The ultimate amount of reclamation and closure costs to be incurred
at PT Freeport Indonesia’s operations will be determined based on
applicable laws and regulations and PT Freeport Indonesia’s
assessment of appropriate remedial activities in the circumstances,
after consultation with governmental authorities, affected local residents
and other affected parties and cannot currently be projected with
precision. Estimates of the ultimate reclamation and closure costs
PT Freeport Indonesia will incur in the future involve complex issues
requiring integrated assessments over a period of many years and are
subject to revision over time as more complete studies are performed.
Some reclamation costs will be incurred during mining activities,
while most closure costs and the remaining reclamation costs will be
incurred at the end of mining activities, which are currently estimated
to continue for more than 30 years. At December 31, 2010,
PT Freeport Indonesia had accrued reclamation and closure costs of
$129 million and a long-term receivable for Rio Tinto’s share of the
obligation of $13 million (included in other assets).
In 1996, PT Freeport Indonesia began contributing to a cash fund
($13 million balance at December 31, 2010) designed to accumulate
at least $100 million (including interest) by the end of its Indonesia
mining activities. PT Freeport Indonesia plans to use this fund,
including accrued interest, to pay mine closure and reclamation
costs. Any costs in excess of the $100 million fund would be funded
by operational cash flow or other sources.
In December 2010, the Indonesian Minister of the Department of
Energy and Mineral Resources revised its regulation regarding mine
reclamation and closure, which requires a company to provide a mine
closure guarantee in the form of a time deposit placed in a state-
owned bank in Indonesia. In accordance with its Contract of Work,
PT Freeport Indonesia is working with the Department of Energy and
Mineral Resources to review these requirements, including discussion
of other options for the mine closure guarantee. In October 2009,
PT Freeport Indonesia submitted its mine closure plan to the
Department of Energy and Mineral Resources for review and has
addressed comments received during the course of this review process.
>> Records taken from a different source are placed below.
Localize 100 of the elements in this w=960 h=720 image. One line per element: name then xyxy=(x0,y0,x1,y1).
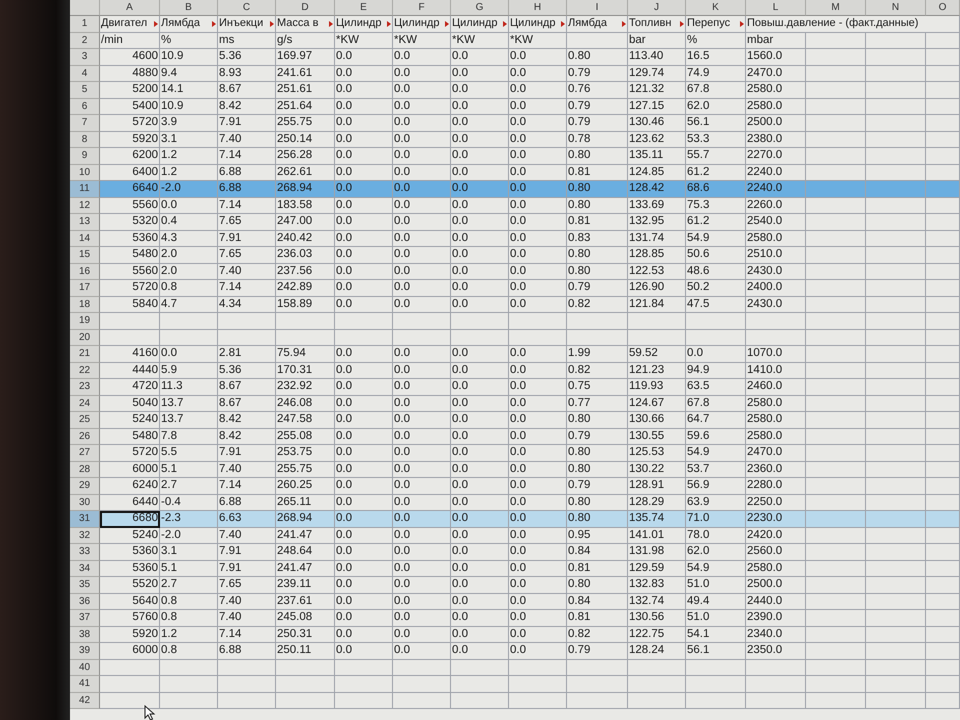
table-cell[interactable] xyxy=(866,247,926,264)
table-cell[interactable] xyxy=(926,610,960,626)
table-cell[interactable]: 0.8 xyxy=(160,643,218,660)
table-cell[interactable]: 0.0 xyxy=(393,280,451,296)
table-cell[interactable] xyxy=(866,379,926,396)
table-cell[interactable]: 0.0 xyxy=(509,247,567,264)
table-cell[interactable]: 125.53 xyxy=(628,445,686,462)
table-cell[interactable]: 135.74 xyxy=(628,511,686,528)
table-cell[interactable]: 0.82 xyxy=(567,296,628,313)
table-cell[interactable]: 7.91 xyxy=(218,230,276,247)
table-cell[interactable]: 0.77 xyxy=(567,396,628,412)
table-cell[interactable] xyxy=(866,264,926,280)
table-cell[interactable]: 0.0 xyxy=(335,82,393,98)
table-cell[interactable]: 246.08 xyxy=(276,396,335,412)
table-cell[interactable] xyxy=(926,247,960,264)
table-cell[interactable]: 0.0 xyxy=(451,296,509,313)
table-cell[interactable]: 0.81 xyxy=(567,610,628,626)
table-cell[interactable]: 2260.0 xyxy=(746,198,806,214)
table-cell[interactable]: 0.0 xyxy=(335,66,393,82)
table-cell[interactable] xyxy=(806,560,866,577)
table-cell[interactable]: 0.78 xyxy=(567,132,628,148)
table-cell[interactable] xyxy=(866,462,926,478)
table-cell[interactable]: 0.0 xyxy=(509,511,567,528)
table-cell[interactable]: 5360 xyxy=(100,230,160,247)
table-cell[interactable]: 2470.0 xyxy=(746,445,806,462)
table-cell[interactable] xyxy=(335,330,393,346)
table-cell[interactable]: /min xyxy=(100,32,160,49)
table-cell[interactable]: 0.0 xyxy=(509,214,567,230)
table-cell[interactable]: 0.0 xyxy=(451,362,509,379)
table-cell[interactable]: 3.9 xyxy=(160,115,218,132)
table-cell[interactable]: 0.0 xyxy=(393,445,451,462)
table-cell[interactable] xyxy=(806,66,866,82)
row-header[interactable]: 22 xyxy=(70,362,100,379)
table-cell[interactable]: Цилиндр xyxy=(509,16,567,32)
table-cell[interactable]: 0.0 xyxy=(451,396,509,412)
table-cell[interactable]: 128.85 xyxy=(628,247,686,264)
row-header[interactable]: 17 xyxy=(70,280,100,296)
table-cell[interactable] xyxy=(926,330,960,346)
row-header[interactable]: 37 xyxy=(70,610,100,626)
table-cell[interactable] xyxy=(926,198,960,214)
table-cell[interactable]: 0.0 xyxy=(451,412,509,428)
table-cell[interactable]: 0.0 xyxy=(393,577,451,594)
table-cell[interactable]: 0.0 xyxy=(335,478,393,494)
table-cell[interactable]: 0.0 xyxy=(509,280,567,296)
table-cell[interactable] xyxy=(926,313,960,330)
table-cell[interactable]: 183.58 xyxy=(276,198,335,214)
table-cell[interactable]: 2.0 xyxy=(160,264,218,280)
table-cell[interactable] xyxy=(509,313,567,330)
table-cell[interactable]: 5.1 xyxy=(160,560,218,577)
row-header[interactable]: 8 xyxy=(70,132,100,148)
table-cell[interactable]: 128.42 xyxy=(628,181,686,198)
table-cell[interactable]: 130.55 xyxy=(628,428,686,445)
row-header[interactable]: 26 xyxy=(70,428,100,445)
table-cell[interactable]: 0.0 xyxy=(160,346,218,362)
table-cell[interactable] xyxy=(335,692,393,709)
table-cell[interactable]: 5.36 xyxy=(218,49,276,66)
table-cell[interactable]: 7.14 xyxy=(218,280,276,296)
table-cell[interactable]: 169.97 xyxy=(276,49,335,66)
table-cell[interactable]: 2580.0 xyxy=(746,230,806,247)
row-header[interactable]: 28 xyxy=(70,462,100,478)
table-cell[interactable] xyxy=(926,32,960,49)
table-cell[interactable] xyxy=(926,132,960,148)
table-cell[interactable]: 8.67 xyxy=(218,396,276,412)
table-cell[interactable] xyxy=(567,313,628,330)
column-header[interactable]: H xyxy=(509,0,567,16)
table-cell[interactable] xyxy=(926,181,960,198)
table-cell[interactable] xyxy=(509,692,567,709)
table-cell[interactable] xyxy=(866,230,926,247)
table-cell[interactable]: 0.0 xyxy=(335,560,393,577)
table-cell[interactable]: 5920 xyxy=(100,132,160,148)
table-cell[interactable]: 0.0 xyxy=(393,544,451,560)
table-cell[interactable]: 0.0 xyxy=(451,462,509,478)
table-cell[interactable]: 8.93 xyxy=(218,66,276,82)
row-header[interactable]: 15 xyxy=(70,247,100,264)
table-cell[interactable]: 0.0 xyxy=(393,296,451,313)
table-cell[interactable]: 0.0 xyxy=(335,362,393,379)
table-cell[interactable]: 6680 xyxy=(100,511,160,528)
table-cell[interactable]: 113.40 xyxy=(628,49,686,66)
table-cell[interactable]: 0.0 xyxy=(393,428,451,445)
table-cell[interactable] xyxy=(926,115,960,132)
table-cell[interactable] xyxy=(866,148,926,164)
table-cell[interactable]: 0.0 xyxy=(451,610,509,626)
table-cell[interactable]: 141.01 xyxy=(628,528,686,544)
table-cell[interactable]: 4880 xyxy=(100,66,160,82)
table-cell[interactable]: 2350.0 xyxy=(746,643,806,660)
table-cell[interactable]: 241.61 xyxy=(276,66,335,82)
row-header[interactable]: 34 xyxy=(70,560,100,577)
table-cell[interactable]: 268.94 xyxy=(276,181,335,198)
table-cell[interactable]: 5320 xyxy=(100,214,160,230)
table-cell[interactable]: 237.56 xyxy=(276,264,335,280)
table-cell[interactable]: 0.0 xyxy=(451,148,509,164)
table-cell[interactable]: 0.79 xyxy=(567,98,628,115)
table-cell[interactable] xyxy=(509,330,567,346)
table-cell[interactable]: Двигател xyxy=(100,16,160,32)
table-cell[interactable]: *KW xyxy=(509,32,567,49)
table-cell[interactable]: 0.0 xyxy=(509,132,567,148)
table-cell[interactable]: 2270.0 xyxy=(746,148,806,164)
table-cell[interactable]: 0.0 xyxy=(509,396,567,412)
table-cell[interactable]: 0.0 xyxy=(335,264,393,280)
table-cell[interactable]: 54.9 xyxy=(686,560,746,577)
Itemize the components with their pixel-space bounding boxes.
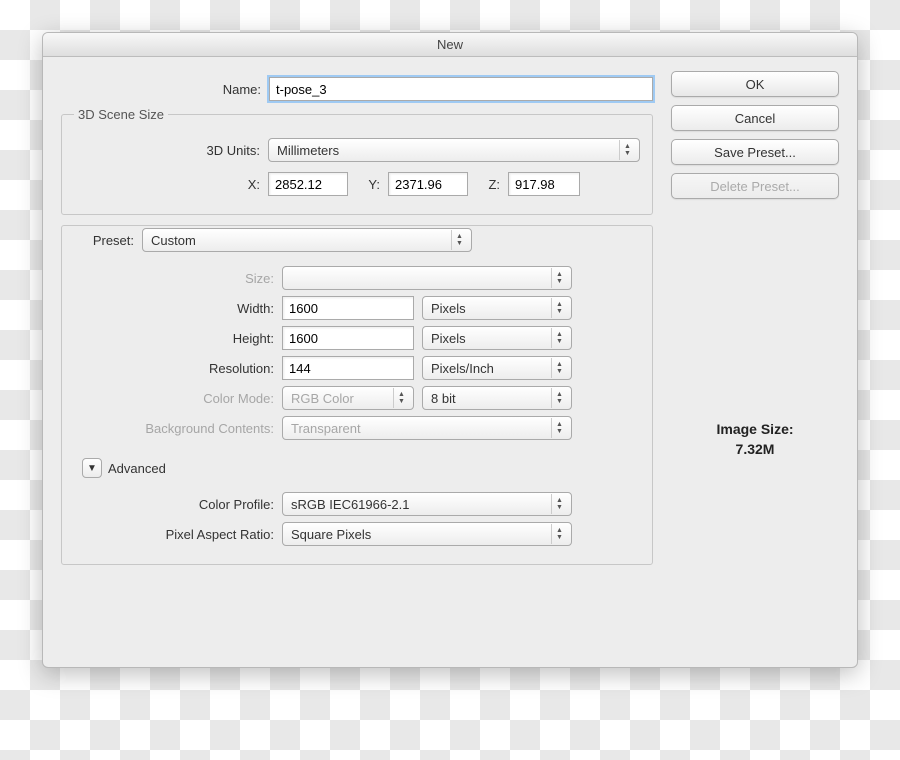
size-select: ▲▼ — [282, 266, 572, 290]
resolution-label: Resolution: — [74, 361, 274, 376]
scene-size-legend: 3D Scene Size — [74, 107, 168, 122]
color-depth-value: 8 bit — [431, 391, 456, 406]
y-input[interactable] — [388, 172, 468, 196]
preset-label: Preset: — [74, 233, 134, 248]
cancel-button[interactable]: Cancel — [671, 105, 839, 131]
size-label: Size: — [74, 271, 274, 286]
scene-size-group: 3D Scene Size 3D Units: Millimeters ▲▼ X… — [61, 107, 653, 215]
x-label: X: — [74, 177, 260, 192]
y-label: Y: — [356, 177, 380, 192]
height-label: Height: — [74, 331, 274, 346]
updown-icon: ▲▼ — [551, 358, 567, 378]
color-mode-value: RGB Color — [291, 391, 354, 406]
height-input[interactable] — [282, 326, 414, 350]
color-profile-select[interactable]: sRGB IEC61966-2.1 ▲▼ — [282, 492, 572, 516]
pixel-aspect-label: Pixel Aspect Ratio: — [74, 527, 274, 542]
z-input[interactable] — [508, 172, 580, 196]
advanced-label: Advanced — [108, 461, 166, 476]
image-size-label: Image Size: — [671, 421, 839, 437]
width-unit-select[interactable]: Pixels ▲▼ — [422, 296, 572, 320]
units-label: 3D Units: — [74, 143, 260, 158]
width-label: Width: — [74, 301, 274, 316]
advanced-disclosure[interactable]: ▼ — [82, 458, 102, 478]
color-depth-select[interactable]: 8 bit ▲▼ — [422, 386, 572, 410]
preset-group: Preset: Custom ▲▼ Size: ▲▼ Width: — [61, 225, 653, 565]
width-unit-value: Pixels — [431, 301, 466, 316]
image-size-value: 7.32M — [671, 441, 839, 457]
units-value: Millimeters — [277, 143, 339, 158]
new-document-dialog: New Name: 3D Scene Size 3D Units: Millim… — [42, 32, 858, 668]
updown-icon: ▲▼ — [551, 268, 567, 288]
color-profile-label: Color Profile: — [74, 497, 274, 512]
background-label: Background Contents: — [74, 421, 274, 436]
resolution-input[interactable] — [282, 356, 414, 380]
preset-select[interactable]: Custom ▲▼ — [142, 228, 472, 252]
updown-icon: ▲▼ — [619, 140, 635, 160]
pixel-aspect-value: Square Pixels — [291, 527, 371, 542]
updown-icon: ▲▼ — [551, 418, 567, 438]
updown-icon: ▲▼ — [551, 388, 567, 408]
resolution-unit-value: Pixels/Inch — [431, 361, 494, 376]
color-profile-value: sRGB IEC61966-2.1 — [291, 497, 410, 512]
width-input[interactable] — [282, 296, 414, 320]
resolution-unit-select[interactable]: Pixels/Inch ▲▼ — [422, 356, 572, 380]
updown-icon: ▲▼ — [393, 388, 409, 408]
updown-icon: ▲▼ — [451, 230, 467, 250]
x-input[interactable] — [268, 172, 348, 196]
background-value: Transparent — [291, 421, 361, 436]
image-size-readout: Image Size: 7.32M — [671, 417, 839, 461]
background-select: Transparent ▲▼ — [282, 416, 572, 440]
delete-preset-button: Delete Preset... — [671, 173, 839, 199]
z-label: Z: — [476, 177, 500, 192]
updown-icon: ▲▼ — [551, 494, 567, 514]
updown-icon: ▲▼ — [551, 524, 567, 544]
ok-button[interactable]: OK — [671, 71, 839, 97]
height-unit-value: Pixels — [431, 331, 466, 346]
save-preset-button[interactable]: Save Preset... — [671, 139, 839, 165]
updown-icon: ▲▼ — [551, 298, 567, 318]
name-input[interactable] — [269, 77, 653, 101]
dialog-title: New — [43, 33, 857, 57]
height-unit-select[interactable]: Pixels ▲▼ — [422, 326, 572, 350]
units-select[interactable]: Millimeters ▲▼ — [268, 138, 640, 162]
pixel-aspect-select[interactable]: Square Pixels ▲▼ — [282, 522, 572, 546]
preset-value: Custom — [151, 233, 196, 248]
name-label: Name: — [61, 82, 261, 97]
color-mode-label: Color Mode: — [74, 391, 274, 406]
updown-icon: ▲▼ — [551, 328, 567, 348]
color-mode-select: RGB Color ▲▼ — [282, 386, 414, 410]
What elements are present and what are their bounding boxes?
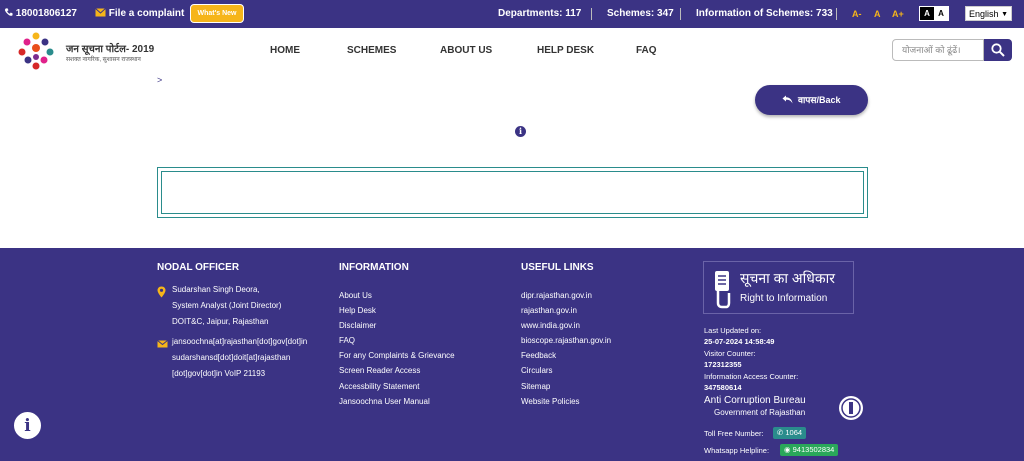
toll-free-badge[interactable]: ✆ 1064 xyxy=(773,427,807,439)
floating-info-button[interactable]: i xyxy=(12,410,43,441)
back-button[interactable]: वापस/Back xyxy=(755,85,868,115)
footer-link-dipr[interactable]: dipr.rajasthan.gov.in xyxy=(521,291,592,300)
nav-schemes[interactable]: SCHEMES xyxy=(347,28,396,74)
content-box-inner xyxy=(161,171,864,214)
footer-link-screen-reader[interactable]: Screen Reader Access xyxy=(339,366,420,375)
back-arrow-icon xyxy=(782,95,793,104)
logo-subtitle: सशक्त नागरिक, सुशासन राजस्थान xyxy=(66,57,141,63)
nodal-designation: System Analyst (Joint Director) xyxy=(172,301,282,310)
whatsapp-badge[interactable]: ◉ 9413502834 xyxy=(780,444,839,456)
footer-link-faq[interactable]: FAQ xyxy=(339,336,355,345)
content-box xyxy=(157,167,868,218)
divider xyxy=(836,8,837,20)
footer-link-user-manual[interactable]: Jansoochna User Manual xyxy=(339,397,430,406)
nodal-email-line[interactable]: jansoochna[at]rajasthan[dot]gov[dot]in xyxy=(172,334,307,350)
footer-link-website-policies[interactable]: Website Policies xyxy=(521,397,580,406)
access-counter-value: 347580614 xyxy=(704,383,742,392)
phone-icon: ✆ xyxy=(777,428,784,437)
nodal-email-line[interactable]: [dot]gov[dot]in VoIP 21193 xyxy=(172,366,265,382)
visitor-counter-label: Visitor Counter: xyxy=(704,349,756,358)
nav-faq[interactable]: FAQ xyxy=(636,28,657,74)
nodal-office: DOIT&C, Jaipur, Rajasthan xyxy=(172,317,269,326)
envelope-icon xyxy=(95,8,106,17)
toll-free-number: 1064 xyxy=(785,428,803,437)
access-counter-label: Information Access Counter: xyxy=(704,372,799,381)
nav-home[interactable]: HOME xyxy=(270,28,300,74)
dark-contrast-button[interactable]: A xyxy=(920,7,934,20)
phone-icon xyxy=(4,8,13,16)
logo-title: जन सूचना पोर्टल- 2019 xyxy=(66,44,155,55)
footer-link-india[interactable]: www.india.gov.in xyxy=(521,321,580,330)
information-heading: INFORMATION xyxy=(339,262,409,273)
departments-count[interactable]: Departments: 117 xyxy=(498,0,581,28)
nodal-email-line[interactable]: sudarshansd[dot]doit[at]rajasthan xyxy=(172,350,290,366)
schemes-count[interactable]: Schemes: 347 xyxy=(607,0,674,28)
font-increase-button[interactable]: A+ xyxy=(892,0,904,28)
light-contrast-button[interactable]: A xyxy=(934,7,948,20)
complaint-link[interactable]: File a complaint xyxy=(95,0,184,28)
rti-english-title: Right to Information xyxy=(740,293,828,304)
complaint-label: File a complaint xyxy=(108,8,185,19)
last-updated-value: 25-07-2024 14:58:49 xyxy=(704,337,775,346)
acb-title: Anti Corruption Bureau xyxy=(704,395,806,406)
footer-link-bioscope[interactable]: bioscope.rajasthan.gov.in xyxy=(521,336,611,345)
footer-link-accessibility[interactable]: Accessbility Statement xyxy=(339,382,419,391)
nodal-officer-heading: NODAL OFFICER xyxy=(157,262,240,273)
whatsapp-number: 9413502834 xyxy=(792,445,835,454)
font-decrease-button[interactable]: A- xyxy=(852,0,862,28)
location-icon xyxy=(157,286,166,298)
footer-link-complaints[interactable]: For any Complaints & Grievance xyxy=(339,351,455,360)
main-content: > वापस/Back i xyxy=(0,74,1024,248)
nav-about-us[interactable]: ABOUT US xyxy=(440,28,492,74)
footer-link-sitemap[interactable]: Sitemap xyxy=(521,382,550,391)
divider xyxy=(680,8,681,20)
acb-emblem-icon xyxy=(839,396,863,420)
rti-document-icon xyxy=(715,271,731,309)
jansoochna-logo[interactable] xyxy=(14,31,58,71)
search-icon xyxy=(991,43,1005,57)
divider xyxy=(591,8,592,20)
nav-help-desk[interactable]: HELP DESK xyxy=(537,28,594,74)
info-icon: i xyxy=(24,416,31,436)
top-bar: 18001806127 File a complaint What's New … xyxy=(0,0,1024,28)
back-label: वापस/Back xyxy=(797,95,841,105)
footer-link-about-us[interactable]: About Us xyxy=(339,291,372,300)
useful-links-heading: USEFUL LINKS xyxy=(521,262,594,273)
phone-link[interactable]: 18001806127 xyxy=(4,0,77,28)
footer-link-feedback[interactable]: Feedback xyxy=(521,351,556,360)
rti-banner[interactable]: सूचना का अधिकार Right to Information xyxy=(703,261,854,314)
footer-link-help-desk[interactable]: Help Desk xyxy=(339,306,376,315)
nodal-name: Sudarshan Singh Deora, xyxy=(172,285,260,294)
info-icon: i xyxy=(515,126,526,137)
whatsapp-icon: ◉ xyxy=(784,445,791,454)
visitor-counter-value: 172312355 xyxy=(704,360,742,369)
acb-subtitle: Government of Rajasthan xyxy=(714,408,806,417)
search-button[interactable] xyxy=(984,39,1012,61)
envelope-icon xyxy=(157,340,168,348)
breadcrumb[interactable]: > xyxy=(157,75,162,85)
rti-hindi-title: सूचना का अधिकार xyxy=(740,270,835,286)
footer-link-circulars[interactable]: Circulars xyxy=(521,366,553,375)
whatsapp-label: Whatsapp Helpline: xyxy=(704,446,770,455)
language-select[interactable]: English ▼ xyxy=(965,6,1012,21)
language-value: English xyxy=(969,9,999,19)
site-footer: NODAL OFFICER Sudarshan Singh Deora, Sys… xyxy=(0,248,1024,461)
phone-number: 18001806127 xyxy=(15,8,77,19)
toll-free-label: Toll Free Number: xyxy=(704,429,764,438)
site-header: जन सूचना पोर्टल- 2019 सशक्त नागरिक, सुशा… xyxy=(0,28,1024,74)
last-updated-label: Last Updated on: xyxy=(704,326,762,335)
footer-link-disclaimer[interactable]: Disclaimer xyxy=(339,321,376,330)
font-normal-button[interactable]: A xyxy=(874,0,881,28)
footer-link-rajasthan[interactable]: rajasthan.gov.in xyxy=(521,306,577,315)
chevron-down-icon: ▼ xyxy=(1001,11,1008,18)
search-input[interactable]: योजनाओं को ढूंढें। xyxy=(892,39,984,61)
info-schemes-count[interactable]: Information of Schemes: 733 xyxy=(696,0,833,28)
whats-new-button[interactable]: What's New xyxy=(190,4,244,23)
contrast-toggle[interactable]: A A xyxy=(919,6,949,21)
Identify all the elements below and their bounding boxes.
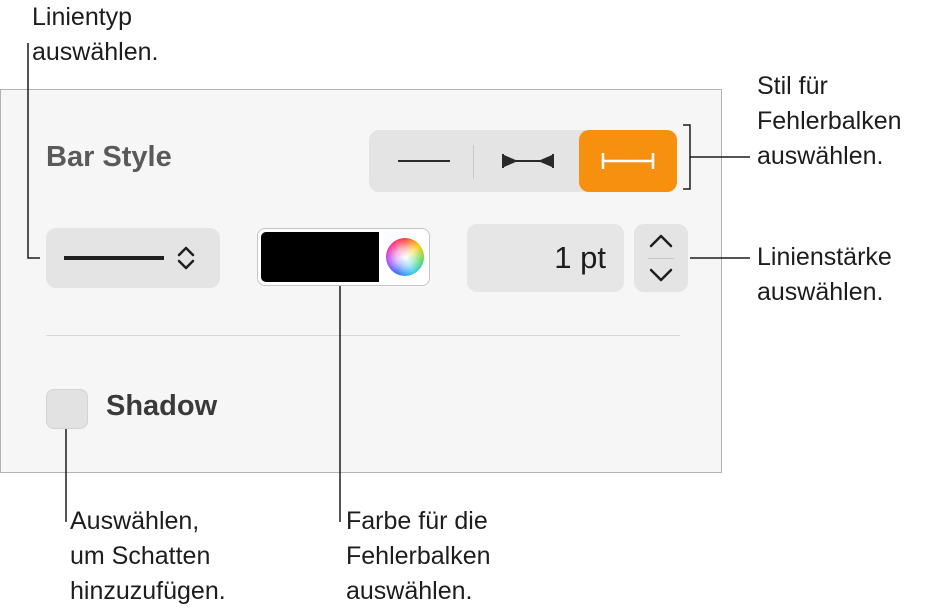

Litigation. FCX is involved in various legal proceedings that arise
in the ordinary course of business or are associated with
environmental issues arising from legacy operations conducted over
the years by Phelps Dodge and its affiliates as discussed in this
note under “Environmental.
Since approximately 1990, Phelps Dodge and various subsidiaries
have been named as defendants in a large number of lawsuits that
claim personal injury from exposure to asbestos allegedly contained
in electrical wire products produced or marketed many years ago,
either from asbestos contained in buildings and facilities located at
properties owned or operated by Phelps Dodge affiliates, or from
alleged asbestos in talc products. Many of these suits involve a large
number of codefendants. Based on litigation results to date and
facts currently known, FCX believes its liability, if any, in these
matters will not have a material adverse effect, either individually or
in the aggregate, upon its business, financial condition, liquidity,
results of operations or cash flow. There can be no assurance,
however, that future developments will not alter this conclusion.